Nürnbergs Pegnitzwelle macht Bayern zum "Kalifornien Deutschlands"

3.8.2020, 16:30 Uhr
Nürnberg ist nicht der erste Ort in Deutschland, der eine stehende Welle bekommt.

© Friso Gentsch/dpa Nürnberg ist nicht der erste Ort in Deutschland, der eine stehende Welle bekommt.

Leo Kölzer hat sie alle gesurft, die lokalen Wellen in Deutschland. Der Redakteur und Blogger (local-surf.com) ist seit Jahrzehnten passionierter Wellenreiter und hat Hobby und Beruf miteinander verknüpft. So schreibt er im Netz über angesagte Surfspots weltweit, aber auch über die bestehenden Trainingsmöglichkeiten in Deutschland.

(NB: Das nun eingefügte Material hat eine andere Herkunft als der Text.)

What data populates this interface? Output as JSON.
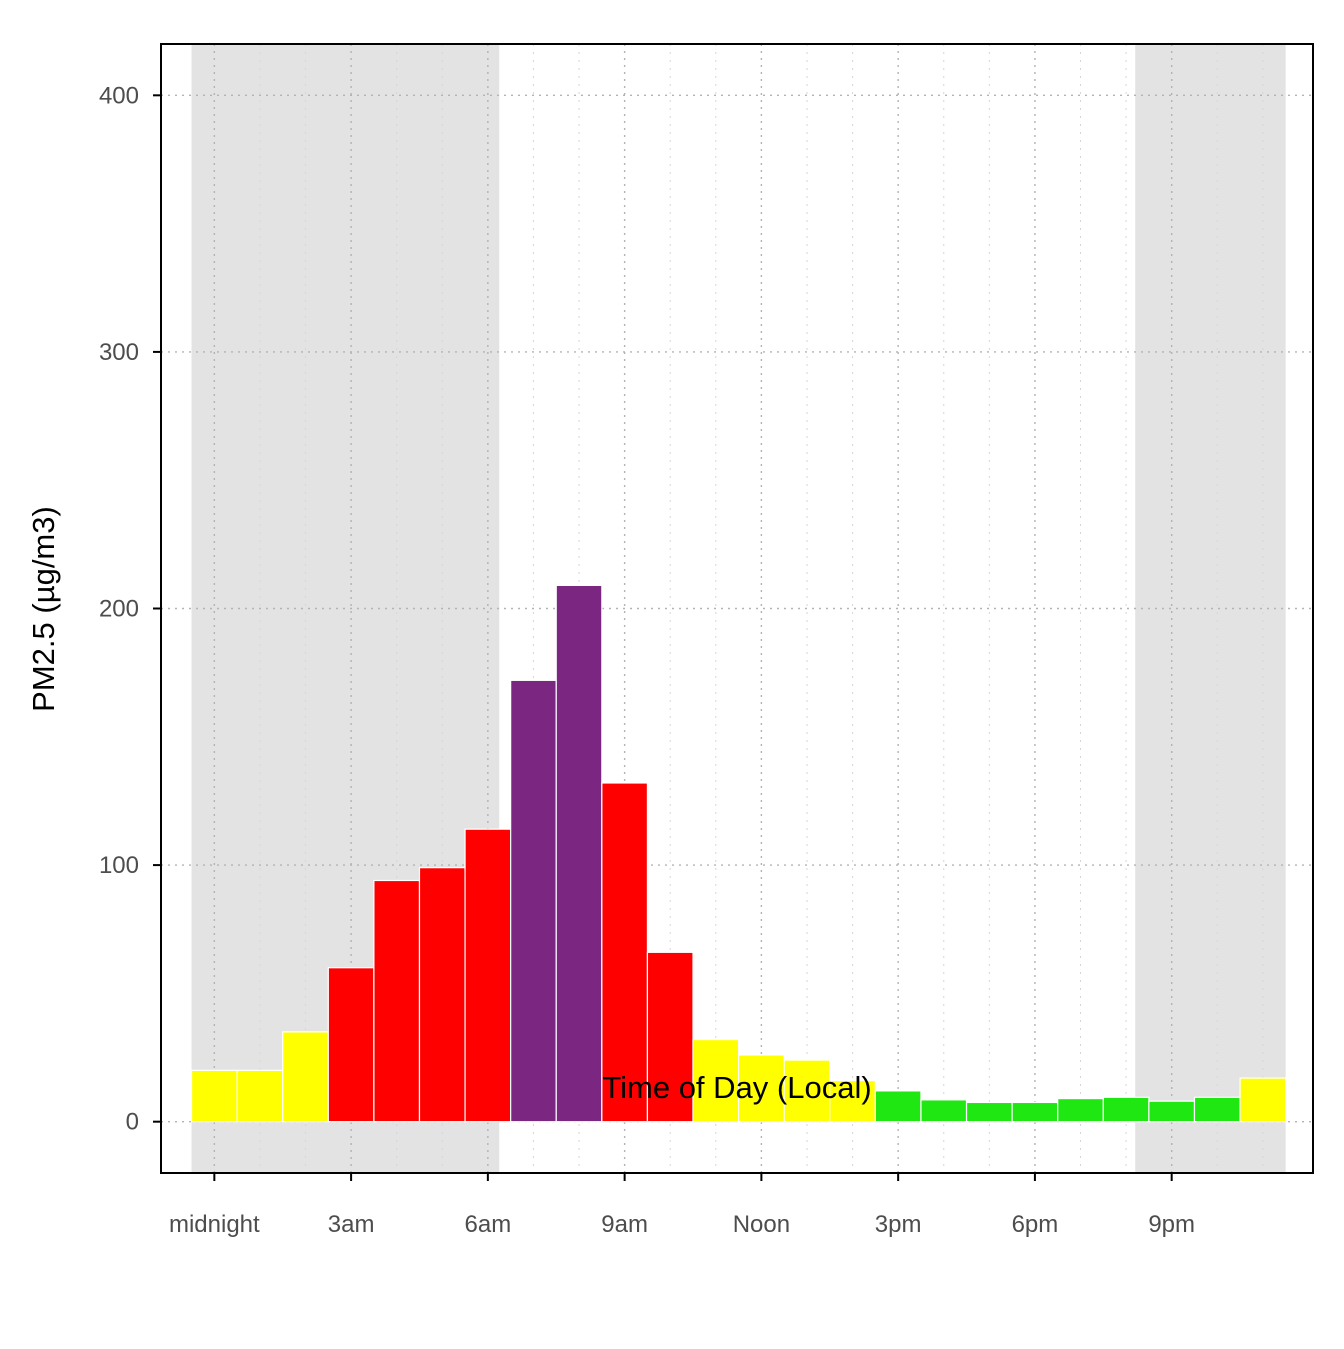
{
  "chart_data": {
    "type": "bar",
    "title": "",
    "xlabel": "Time of Day (Local)",
    "ylabel": "PM2.5 (µg/m3)",
    "ylim": [
      -20,
      420
    ],
    "yticks": [
      0,
      100,
      200,
      300,
      400
    ],
    "xticks": [
      {
        "hour": 0,
        "label": "midnight"
      },
      {
        "hour": 3,
        "label": "3am"
      },
      {
        "hour": 6,
        "label": "6am"
      },
      {
        "hour": 9,
        "label": "9am"
      },
      {
        "hour": 12,
        "label": "Noon"
      },
      {
        "hour": 15,
        "label": "3pm"
      },
      {
        "hour": 18,
        "label": "6pm"
      },
      {
        "hour": 21,
        "label": "9pm"
      }
    ],
    "night_shading": [
      {
        "start_hour": -0.5,
        "end_hour": 6.25
      },
      {
        "start_hour": 20.2,
        "end_hour": 23.5
      }
    ],
    "grid": "dotted",
    "hours": [
      0,
      1,
      2,
      3,
      4,
      5,
      6,
      7,
      8,
      9,
      10,
      11,
      12,
      13,
      14,
      15,
      16,
      17,
      18,
      19,
      20,
      21,
      22,
      23
    ],
    "values": [
      20,
      20,
      35,
      60,
      94,
      99,
      114,
      172,
      209,
      132,
      66,
      32,
      26,
      24,
      16,
      12,
      8.5,
      7.5,
      7.5,
      9,
      9.5,
      8,
      9.5,
      17
    ],
    "bar_colors": [
      "#FFFF00",
      "#FFFF00",
      "#FFFF00",
      "#FF0000",
      "#FF0000",
      "#FF0000",
      "#FF0000",
      "#7B2680",
      "#7B2680",
      "#FF0000",
      "#FF0000",
      "#FFFF00",
      "#FFFF00",
      "#FFFF00",
      "#FFFF00",
      "#1FE711",
      "#1FE711",
      "#1FE711",
      "#1FE711",
      "#1FE711",
      "#1FE711",
      "#1FE711",
      "#1FE711",
      "#FFFF00"
    ],
    "colors": {
      "night_band": "#E3E3E3",
      "grid": "#b3b3b3",
      "axis": "#000000",
      "bar_outline": "#ffffff"
    }
  }
}
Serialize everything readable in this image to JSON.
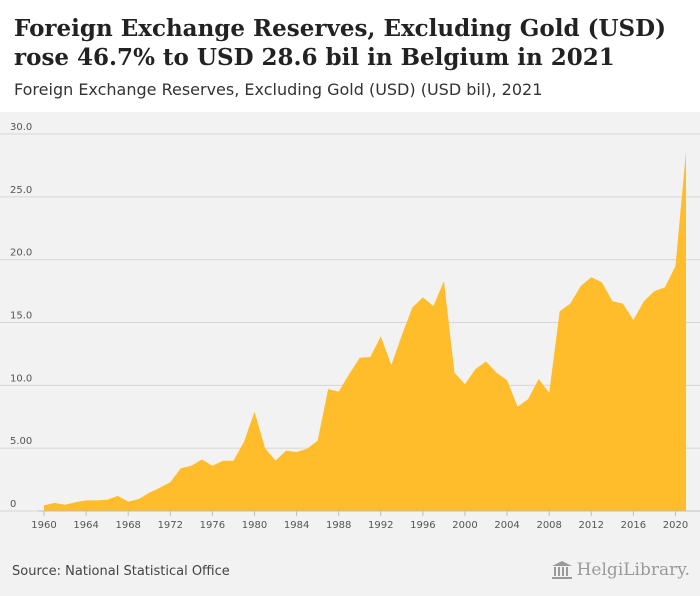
{
  "header": {
    "title": "Foreign Exchange Reserves, Excluding Gold (USD) rose 46.7% to USD 28.6 bil in Belgium in 2021",
    "subtitle": "Foreign Exchange Reserves, Excluding Gold (USD) (USD bil), 2021"
  },
  "footer": {
    "source": "Source: National Statistical Office",
    "brand": "HelgiLibrary."
  },
  "colors": {
    "area": "#ffbc2b",
    "grid": "#d6d6d6",
    "plot_background": "#f2f2f2"
  },
  "chart_data": {
    "type": "area",
    "xlim": [
      1960,
      2021
    ],
    "ylim": [
      0,
      30
    ],
    "ytick_labels": [
      "0",
      "5.00",
      "10.0",
      "15.0",
      "20.0",
      "25.0",
      "30.0"
    ],
    "xtick_labels": [
      "1960",
      "1964",
      "1968",
      "1972",
      "1976",
      "1980",
      "1984",
      "1988",
      "1992",
      "1996",
      "2000",
      "2004",
      "2008",
      "2012",
      "2016",
      "2020"
    ],
    "grid": true,
    "x": [
      1960,
      1961,
      1962,
      1963,
      1964,
      1965,
      1966,
      1967,
      1968,
      1969,
      1970,
      1971,
      1972,
      1973,
      1974,
      1975,
      1976,
      1977,
      1978,
      1979,
      1980,
      1981,
      1982,
      1983,
      1984,
      1985,
      1986,
      1987,
      1988,
      1989,
      1990,
      1991,
      1992,
      1993,
      1994,
      1995,
      1996,
      1997,
      1998,
      1999,
      2000,
      2001,
      2002,
      2003,
      2004,
      2005,
      2006,
      2007,
      2008,
      2009,
      2010,
      2011,
      2012,
      2013,
      2014,
      2015,
      2016,
      2017,
      2018,
      2019,
      2020,
      2021
    ],
    "values": [
      0.45,
      0.65,
      0.5,
      0.7,
      0.85,
      0.85,
      0.9,
      1.2,
      0.75,
      0.95,
      1.45,
      1.85,
      2.3,
      3.4,
      3.6,
      4.1,
      3.6,
      4.0,
      4.0,
      5.5,
      7.9,
      5.0,
      4.0,
      4.8,
      4.7,
      4.95,
      5.6,
      9.7,
      9.5,
      10.9,
      12.2,
      12.25,
      13.9,
      11.6,
      14.0,
      16.2,
      17.0,
      16.3,
      18.3,
      11.0,
      10.1,
      11.3,
      11.9,
      11.0,
      10.4,
      8.3,
      8.9,
      10.5,
      9.4,
      15.9,
      16.5,
      17.9,
      18.6,
      18.2,
      16.7,
      16.5,
      15.2,
      16.7,
      17.5,
      17.8,
      19.5,
      28.6
    ]
  }
}
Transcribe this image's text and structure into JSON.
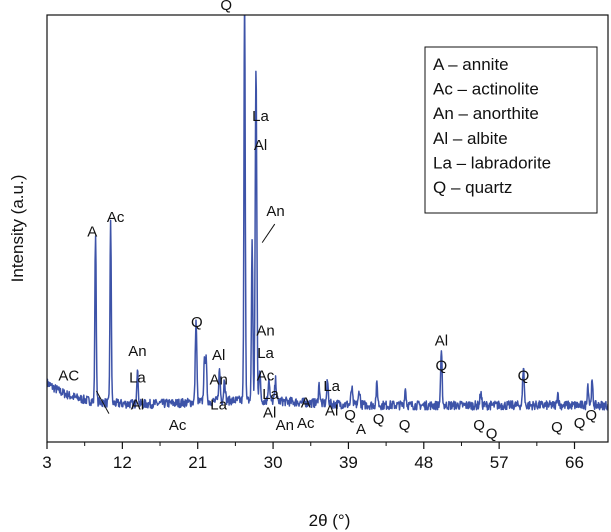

Fix: Stadt unterstützt Surfer-Welle auf der Nürnberger Pegnitz


Sein klarer Favorit ist die Outdoor-Welle in Langenfeld, eine dreißigminütige Autofahrt von Köln entfernt. Dort, in einem Baggersee, an dem eine der größten Wasserskianlagen Deutschlands mit vier Liften betrieben wird, kam die Welle als weiteres "Highlight" dazu. So formuliert es Andreas Voss, Pressesprecher von Langenfeld. Die Genehmigung der Anlage habe nur knapp drei Monate gedauert, erklärt er: "Die Welle wurde 2018 einfach in die bestehende Anlage integriert und wir sehen den Wassersportpark und damit auch diese Attraktion als touristischen Magneten für unsere Region."

72 Badewannen und zwölf Pumpen

Betreiber Benjamin Süß betont, es habe nie Probleme mit der Genehmigung der Surfer-Welle gegeben. Die Konstruktion der Welle schwimme auf dem Baggersee, das sei weltweit einmalig und sorge für ein besonderes Flair beim Surfen. Das Becken, in dem sich die Welle befindet, ist 13 Meter breit und 25 Meter lang und in einer Sekunde fließen etwa 15 Kubikmeter Wasser durch die Anlage. Das ist ungefähr so viel wie 72 Badewannen. Mithilfe von zwölf Pumpen wird das Wasser aus dem See erst angehoben und dann über ein Gefälle geleitet.

Das so beschleunigte Wasser trifft dann wieder auf das stehende Wasser im See und erzeugt so, sehr vereinfacht dargestellt, die Welle. Sie kann je nach Bedarf in Form und Höhe verändert werden, so dass Surfer jeden Niveaus auf ihre Kosten kommen. In der höchsten Stufe verbraucht die Welle satte 340 Kilowatt Ökostrom. Eine ganze Menge, die sich in den Kosten für die Nutzung widerspiegelt. "37 Euro für eine Stunde surfen mit zehn bis zwölf anderen, das ist schon eine ganze Menge", findet Surf-Blogger Leo Kölzer. Er hat Sorge, dass Surfen zu einer elitären Sportart wird.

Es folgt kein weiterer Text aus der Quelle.